COURSE DESCRIPTION FOR THE UNITED STATES; 1492-1865
This course analyzes the interaction among individuals, communities, states, the nation, and the world, considering how these interactions have contributed to the development of the United States and its global role. As required by the Undergraduate Studies Advisory Committee, with the guidance of the Texas Higher Education Coordinating Board, this course fulfills the Coordinating Board’s Exemplary Educational Objectives and Core Objectives (Texas Core Curriculum Code 060) for U.S. History. Following the Core Objectives, this course examines past events and ideas relative to the United States. Lectures, readings, written assignments, and discussions in this course will address four Core Objectives: Critical Thinking Skills, Communication Skills, Personal Responsibility, and Social Responsibility. The Texas Common Course Number (TCCN) for this course is HIST 1301.
This course is organized around five Big Ideas, or recurrent historical themes. As you study American history with us, will see them in different forms again and again throughout the year, from the earliest days of colonial America to the Civil War. They are:
• American Identities: Since its colonial beginnings, the American identity has been formed by sometimes uneasy and evolving relationships among many people.

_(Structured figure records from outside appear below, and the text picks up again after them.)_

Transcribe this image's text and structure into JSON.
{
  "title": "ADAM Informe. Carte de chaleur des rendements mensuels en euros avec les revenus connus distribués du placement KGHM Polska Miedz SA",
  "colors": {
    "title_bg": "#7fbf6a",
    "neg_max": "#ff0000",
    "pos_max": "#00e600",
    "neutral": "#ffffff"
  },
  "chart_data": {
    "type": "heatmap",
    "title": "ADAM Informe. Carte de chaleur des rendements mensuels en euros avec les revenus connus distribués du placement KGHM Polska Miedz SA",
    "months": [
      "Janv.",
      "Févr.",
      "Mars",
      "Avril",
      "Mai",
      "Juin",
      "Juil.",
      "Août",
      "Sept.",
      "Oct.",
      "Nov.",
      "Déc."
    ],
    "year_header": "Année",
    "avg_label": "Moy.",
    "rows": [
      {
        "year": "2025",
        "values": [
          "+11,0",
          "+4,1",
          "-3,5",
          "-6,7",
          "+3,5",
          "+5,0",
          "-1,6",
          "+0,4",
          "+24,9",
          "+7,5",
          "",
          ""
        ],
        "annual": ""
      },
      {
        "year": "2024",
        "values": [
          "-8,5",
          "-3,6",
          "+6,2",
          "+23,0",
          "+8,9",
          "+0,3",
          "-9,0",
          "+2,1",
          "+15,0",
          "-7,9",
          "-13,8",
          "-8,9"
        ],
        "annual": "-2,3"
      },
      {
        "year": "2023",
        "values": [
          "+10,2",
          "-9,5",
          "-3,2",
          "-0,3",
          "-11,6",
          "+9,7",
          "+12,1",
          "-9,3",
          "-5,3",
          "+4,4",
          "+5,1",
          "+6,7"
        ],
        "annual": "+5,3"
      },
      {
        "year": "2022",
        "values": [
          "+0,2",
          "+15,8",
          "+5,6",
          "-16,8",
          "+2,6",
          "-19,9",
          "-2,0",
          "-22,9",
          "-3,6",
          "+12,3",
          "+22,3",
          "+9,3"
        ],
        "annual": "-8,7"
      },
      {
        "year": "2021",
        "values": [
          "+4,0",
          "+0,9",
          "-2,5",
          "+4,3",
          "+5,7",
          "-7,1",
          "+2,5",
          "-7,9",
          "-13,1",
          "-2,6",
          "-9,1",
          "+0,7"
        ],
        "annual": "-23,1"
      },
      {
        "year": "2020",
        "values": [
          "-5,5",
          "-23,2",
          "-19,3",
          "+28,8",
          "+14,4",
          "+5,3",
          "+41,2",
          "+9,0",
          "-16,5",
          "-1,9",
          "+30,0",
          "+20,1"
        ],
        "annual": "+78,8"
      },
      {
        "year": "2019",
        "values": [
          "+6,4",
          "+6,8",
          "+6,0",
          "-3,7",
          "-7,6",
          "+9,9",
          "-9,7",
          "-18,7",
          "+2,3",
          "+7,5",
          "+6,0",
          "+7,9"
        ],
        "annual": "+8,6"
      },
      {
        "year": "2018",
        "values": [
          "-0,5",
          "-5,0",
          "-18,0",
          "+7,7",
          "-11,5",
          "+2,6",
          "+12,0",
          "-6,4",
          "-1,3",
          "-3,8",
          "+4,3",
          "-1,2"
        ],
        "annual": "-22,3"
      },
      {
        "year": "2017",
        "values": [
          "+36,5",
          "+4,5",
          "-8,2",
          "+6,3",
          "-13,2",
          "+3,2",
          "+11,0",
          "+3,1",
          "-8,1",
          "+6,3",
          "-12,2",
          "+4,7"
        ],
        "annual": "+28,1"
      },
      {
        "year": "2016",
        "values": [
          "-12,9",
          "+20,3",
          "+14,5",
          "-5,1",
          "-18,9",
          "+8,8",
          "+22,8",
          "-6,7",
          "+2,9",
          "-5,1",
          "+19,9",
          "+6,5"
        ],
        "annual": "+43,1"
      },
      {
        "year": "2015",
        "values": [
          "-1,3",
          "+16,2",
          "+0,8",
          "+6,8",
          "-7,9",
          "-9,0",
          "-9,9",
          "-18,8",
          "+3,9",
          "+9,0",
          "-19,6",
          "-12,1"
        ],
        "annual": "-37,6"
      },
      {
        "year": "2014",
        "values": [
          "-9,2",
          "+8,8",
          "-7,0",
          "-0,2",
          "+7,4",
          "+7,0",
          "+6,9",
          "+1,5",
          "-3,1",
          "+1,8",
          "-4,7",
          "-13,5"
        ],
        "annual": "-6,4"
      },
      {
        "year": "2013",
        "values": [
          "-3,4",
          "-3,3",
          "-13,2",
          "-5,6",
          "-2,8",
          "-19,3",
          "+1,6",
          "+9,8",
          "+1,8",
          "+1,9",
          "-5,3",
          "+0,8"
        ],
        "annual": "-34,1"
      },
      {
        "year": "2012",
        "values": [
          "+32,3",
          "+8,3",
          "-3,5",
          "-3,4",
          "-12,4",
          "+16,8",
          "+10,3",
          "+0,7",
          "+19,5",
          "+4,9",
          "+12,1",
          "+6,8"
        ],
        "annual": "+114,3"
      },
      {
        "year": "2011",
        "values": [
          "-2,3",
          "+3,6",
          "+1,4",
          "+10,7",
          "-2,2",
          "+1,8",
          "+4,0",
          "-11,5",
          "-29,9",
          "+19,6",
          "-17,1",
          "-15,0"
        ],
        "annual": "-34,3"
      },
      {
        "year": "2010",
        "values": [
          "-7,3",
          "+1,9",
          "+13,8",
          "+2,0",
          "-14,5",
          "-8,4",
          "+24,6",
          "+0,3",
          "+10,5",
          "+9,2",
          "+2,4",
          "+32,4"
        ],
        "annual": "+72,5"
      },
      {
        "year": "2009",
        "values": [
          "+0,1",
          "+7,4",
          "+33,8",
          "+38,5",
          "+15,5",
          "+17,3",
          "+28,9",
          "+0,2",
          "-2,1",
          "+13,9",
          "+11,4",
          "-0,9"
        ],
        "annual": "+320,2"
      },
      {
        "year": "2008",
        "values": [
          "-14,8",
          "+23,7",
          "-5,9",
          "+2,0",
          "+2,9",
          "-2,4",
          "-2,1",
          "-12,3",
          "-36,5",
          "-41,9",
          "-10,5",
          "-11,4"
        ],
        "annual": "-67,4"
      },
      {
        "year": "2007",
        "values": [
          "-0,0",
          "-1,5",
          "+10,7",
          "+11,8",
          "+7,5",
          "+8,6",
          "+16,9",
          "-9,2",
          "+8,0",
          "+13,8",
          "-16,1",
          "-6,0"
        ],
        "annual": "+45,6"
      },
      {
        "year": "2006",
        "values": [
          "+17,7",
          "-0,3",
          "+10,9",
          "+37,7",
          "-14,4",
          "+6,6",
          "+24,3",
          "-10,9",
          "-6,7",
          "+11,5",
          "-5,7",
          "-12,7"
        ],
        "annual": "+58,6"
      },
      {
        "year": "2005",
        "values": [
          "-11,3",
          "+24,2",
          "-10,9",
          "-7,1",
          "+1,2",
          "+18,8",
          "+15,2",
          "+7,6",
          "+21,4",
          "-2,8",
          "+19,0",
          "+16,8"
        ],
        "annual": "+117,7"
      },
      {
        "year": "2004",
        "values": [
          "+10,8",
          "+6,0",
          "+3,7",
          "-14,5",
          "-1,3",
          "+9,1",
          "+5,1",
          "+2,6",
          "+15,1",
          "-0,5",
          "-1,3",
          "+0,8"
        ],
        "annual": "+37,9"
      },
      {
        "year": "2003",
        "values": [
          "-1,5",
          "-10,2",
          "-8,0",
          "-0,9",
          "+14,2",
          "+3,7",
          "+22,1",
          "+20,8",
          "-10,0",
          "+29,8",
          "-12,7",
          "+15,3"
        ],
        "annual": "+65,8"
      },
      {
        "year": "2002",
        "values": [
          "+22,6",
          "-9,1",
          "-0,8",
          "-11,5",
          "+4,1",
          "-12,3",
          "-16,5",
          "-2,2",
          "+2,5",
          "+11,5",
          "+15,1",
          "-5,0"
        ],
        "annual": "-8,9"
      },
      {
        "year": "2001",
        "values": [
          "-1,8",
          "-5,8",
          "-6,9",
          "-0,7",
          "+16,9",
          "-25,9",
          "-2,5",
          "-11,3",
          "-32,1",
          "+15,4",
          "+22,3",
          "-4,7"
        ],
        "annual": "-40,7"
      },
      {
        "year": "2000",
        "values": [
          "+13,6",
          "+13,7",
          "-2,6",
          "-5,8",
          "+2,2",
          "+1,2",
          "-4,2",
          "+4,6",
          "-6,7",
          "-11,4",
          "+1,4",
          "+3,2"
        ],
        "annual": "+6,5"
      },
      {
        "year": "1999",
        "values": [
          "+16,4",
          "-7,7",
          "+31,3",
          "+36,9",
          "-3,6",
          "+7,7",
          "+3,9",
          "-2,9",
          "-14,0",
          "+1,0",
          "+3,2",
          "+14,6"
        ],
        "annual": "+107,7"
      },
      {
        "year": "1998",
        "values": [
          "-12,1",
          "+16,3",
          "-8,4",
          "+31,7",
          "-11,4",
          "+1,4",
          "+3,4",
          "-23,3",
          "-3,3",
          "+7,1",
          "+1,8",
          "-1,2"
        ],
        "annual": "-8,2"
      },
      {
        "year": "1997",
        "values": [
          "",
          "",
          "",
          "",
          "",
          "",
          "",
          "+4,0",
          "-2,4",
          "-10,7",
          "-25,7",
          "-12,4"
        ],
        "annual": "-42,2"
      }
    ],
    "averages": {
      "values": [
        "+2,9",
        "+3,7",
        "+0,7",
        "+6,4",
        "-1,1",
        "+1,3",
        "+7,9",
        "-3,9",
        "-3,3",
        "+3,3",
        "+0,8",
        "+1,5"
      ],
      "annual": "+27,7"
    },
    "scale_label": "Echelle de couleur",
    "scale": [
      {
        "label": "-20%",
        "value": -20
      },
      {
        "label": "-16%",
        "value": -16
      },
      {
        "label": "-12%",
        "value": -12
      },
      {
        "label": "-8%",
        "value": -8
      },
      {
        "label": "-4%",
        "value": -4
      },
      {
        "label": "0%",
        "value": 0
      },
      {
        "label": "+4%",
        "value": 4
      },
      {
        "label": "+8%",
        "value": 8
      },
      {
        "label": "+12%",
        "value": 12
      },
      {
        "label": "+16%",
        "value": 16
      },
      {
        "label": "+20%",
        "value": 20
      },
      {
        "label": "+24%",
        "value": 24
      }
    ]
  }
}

• Labor and Technology: New machines and technologies have expanded America’s agricultural and industrial productivity, but often at the expense of workers, both free and enslaved.
• America and the World: America’s role in the world began on the periphery and has moved to take a central place.
• Reforms and Renewals: The Puritan mission to create a City on a Hill has been adopted in many forms throughout America’s history, resulting in social and political movements that reinvigorate and often challenge Americans to reflect on their future.
• Self and Society: Our increasingly participatory democracy reflects a changing and carefully negotiated balance between individual freedoms and the social and political structures intended to protect the best interests of community and nation.